In fact, in 2010 I and the rest of the Repeal Prop 8 folks phonebanked for Harris to become AG on the basis of the idea if Meg Whitman became governor and ordered Harris to defend the ban on gay marriage, Harris would refuse. She said she would, I remember https://t.co/HcXTuXlApS
On *other* LGBT issues, Harris was actually willing proudly to say if the state’s position interfered with personal rights she could and would stand for them and refuse the state's interests because the constitution is a higher law superseding her other responsibilities as AG.

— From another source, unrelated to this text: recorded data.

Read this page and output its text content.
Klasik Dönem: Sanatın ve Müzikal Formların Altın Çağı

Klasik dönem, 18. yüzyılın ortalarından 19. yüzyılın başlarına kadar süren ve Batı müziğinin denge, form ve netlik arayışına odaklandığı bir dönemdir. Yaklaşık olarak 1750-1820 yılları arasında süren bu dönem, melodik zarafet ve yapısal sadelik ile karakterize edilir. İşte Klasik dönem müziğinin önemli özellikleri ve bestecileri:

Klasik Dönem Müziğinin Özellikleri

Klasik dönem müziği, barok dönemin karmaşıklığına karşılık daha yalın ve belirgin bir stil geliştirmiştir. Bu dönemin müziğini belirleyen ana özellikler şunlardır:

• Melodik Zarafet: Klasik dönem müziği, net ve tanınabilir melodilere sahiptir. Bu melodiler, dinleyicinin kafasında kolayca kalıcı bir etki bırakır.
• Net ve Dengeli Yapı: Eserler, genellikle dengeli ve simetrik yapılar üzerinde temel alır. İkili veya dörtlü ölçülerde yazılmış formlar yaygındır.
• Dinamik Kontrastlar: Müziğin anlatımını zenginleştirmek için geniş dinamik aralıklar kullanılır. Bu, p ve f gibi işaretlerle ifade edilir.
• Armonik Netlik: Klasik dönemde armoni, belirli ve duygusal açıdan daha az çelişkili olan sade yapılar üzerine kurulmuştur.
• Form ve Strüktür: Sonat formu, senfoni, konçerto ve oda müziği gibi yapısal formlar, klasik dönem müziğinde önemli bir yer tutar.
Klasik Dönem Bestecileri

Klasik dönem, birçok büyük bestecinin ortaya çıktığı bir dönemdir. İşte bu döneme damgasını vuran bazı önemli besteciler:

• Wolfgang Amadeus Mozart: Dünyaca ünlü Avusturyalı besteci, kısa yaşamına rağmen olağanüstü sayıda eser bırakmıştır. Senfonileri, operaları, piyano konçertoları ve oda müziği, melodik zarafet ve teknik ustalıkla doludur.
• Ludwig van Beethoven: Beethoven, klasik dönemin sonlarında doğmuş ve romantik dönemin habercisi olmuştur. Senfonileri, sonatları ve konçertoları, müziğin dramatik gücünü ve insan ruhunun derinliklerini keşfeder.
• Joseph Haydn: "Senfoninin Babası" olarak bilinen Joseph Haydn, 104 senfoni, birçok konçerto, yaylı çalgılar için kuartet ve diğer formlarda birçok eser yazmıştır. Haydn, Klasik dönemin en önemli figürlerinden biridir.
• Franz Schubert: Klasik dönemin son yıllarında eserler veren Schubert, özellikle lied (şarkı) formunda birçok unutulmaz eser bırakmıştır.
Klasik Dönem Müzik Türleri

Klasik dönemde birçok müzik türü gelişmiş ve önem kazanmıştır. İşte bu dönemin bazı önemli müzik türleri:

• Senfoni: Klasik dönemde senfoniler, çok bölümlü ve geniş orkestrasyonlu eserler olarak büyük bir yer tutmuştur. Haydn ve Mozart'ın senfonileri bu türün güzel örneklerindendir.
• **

So I don't believe, if she believed trans people had a right to this medical care, she would have quietly "worked behind the scenes" and… agitated in meetings with the CDCR? And not criticize the state in public and when it didn’t work shrug and say, oh well, that’s all I can do
This means she either didn’t know it was happening (implausible; it was a recurring legal issue over years, was in the news etc) or didn’t believe access to GRS is a right for trans people (plausible; after all, she wasn’t willing to say she believes in it when asked today).

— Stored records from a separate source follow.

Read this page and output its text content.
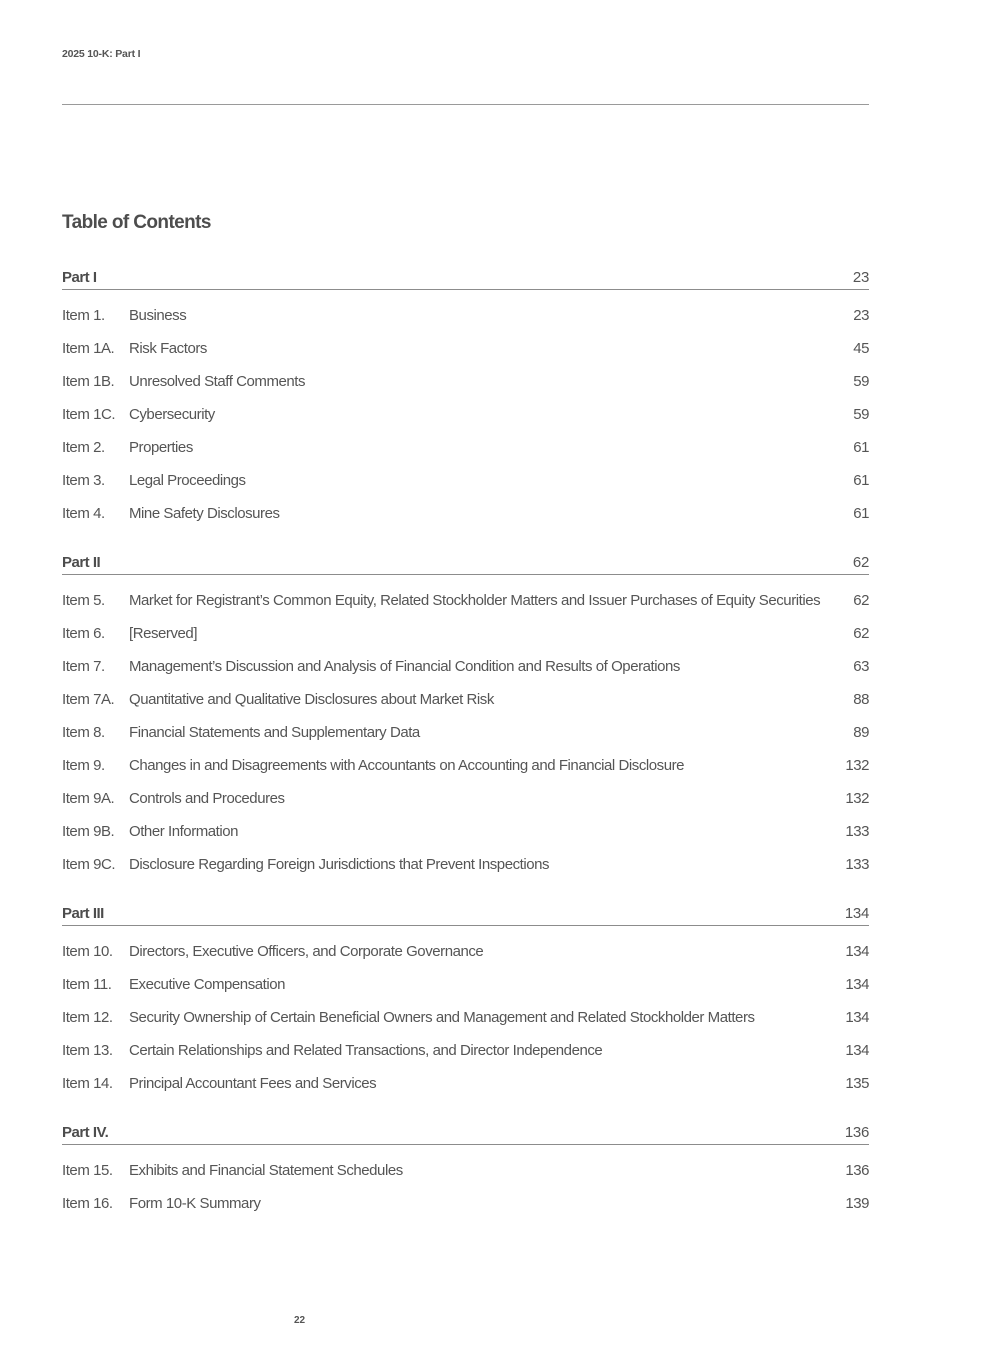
2025 10-K: Part I
Table of Contents
Part I	23
Item 1.	Business	23
Item 1A. Risk Factors	45
Item 1B. Unresolved Staff Comments	59
Item 1C. Cybersecurity	59
Item 2.	Properties	61
Item 3.	Legal Proceedings	61
Item 4.	Mine Safety Disclosures	61
Part II	62
Item 5.	Market for Registrant’s Common Equity, Related Stockholder Matters and Issuer Purchases of Equity Securities	62
Item 6.	[Reserved]	62
Item 7.	Management’s Discussion and Analysis of Financial Condition and Results of Operations	63
Item 7A. Quantitative and Qualitative Disclosures about Market Risk	88
Item 8.	Financial Statements and Supplementary Data	89
Item 9.	Changes in and Disagreements with Accountants on Accounting and Financial Disclosure	132
Item 9A. Controls and Procedures	132
Item 9B. Other Information	133
Item 9C. Disclosure Regarding Foreign Jurisdictions that Prevent Inspections	133
Part III	134
Item 10.	Directors, Executive Officers, and Corporate Governance	134
Item 11.	Executive Compensation	134
Item 12.	Security Ownership of Certain Beneficial Owners and Management and Related Stockholder Matters	134
Item 13.	Certain Relationships and Related Transactions, and Director Independence	134
Item 14.	Principal Accountant Fees and Services	135
Part IV.	136
Item 15.	Exhibits and Financial Statement Schedules	136
Item 16.	Form 10-K Summary	139
22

What I’m left with is that she doesn’t like admitting it now, but Harris didn’t, doesn't, believe GRS for prisoners is a right.
So how do I reconcile that with the barnstormer I stood and listened to drawing a direct line from MLK to queer liberation in front of SF city hall?
One possibility is Harris believes in gay rights, but not trans rights. That would explain it, but I don't actually think that's it. Harris was pretty strong on trans rights as a Senator. She pushed pretty hard on a bill banning trans panic defenses. https://t.co/KNeLmVm8Gt
I think what’s happening here says something uglier about both Harris and Democrats in general.
Harris got a reputation for being bad on trans rights because of her actions against prisoners and her actions against sex workers.
Harris believes in her heart, I really think she does, in LGBT equality and the essential humanity of gay and trans people. But if someone winds up in jail, or deigns to sex work, she doesn’t see that humanity anymore. That is what her actions tell me. And I don't like it.
As a trans woman, I believe someone doesn't believe in trans liberation unless they believe in liberation for the most oppressed and marginalized members of the community. And that is, point blank, sex workers and trans people in jail.
But Harris—and I imagine if you scratched a lot of Democrats you’d see the same response—appears to believe we have rights until we "go wrong". And if we do, that firey passion for equality goes away and shit like this can fly across her desk without her really paying attention. pic.twitter.com/RDvYUVQQQV
I don't think you get to do that. If WPATH medical care is a right and not just a nice thing some people get, then it means it's a *right*, it means someone in jail for doing something awful deserves it as much as I, a privileged tech worker down the street from SF city hall, do.
I think most trans people feel something like this way. We all know sex workers. We all know we'd be mistreated in jail. We're not going to let those parts of the community be dehumanized. And I think this is why Harris has this absolutely shit reputation in the trans community.
I think among cis people Harris has a reputation as highly pro gay, pro trans? I don't think this will last, I think trans activism is breaking through. It isn't enough to just sign on with HRC's newest bill and call yourself pro trans anymore. You have to actually listen to us.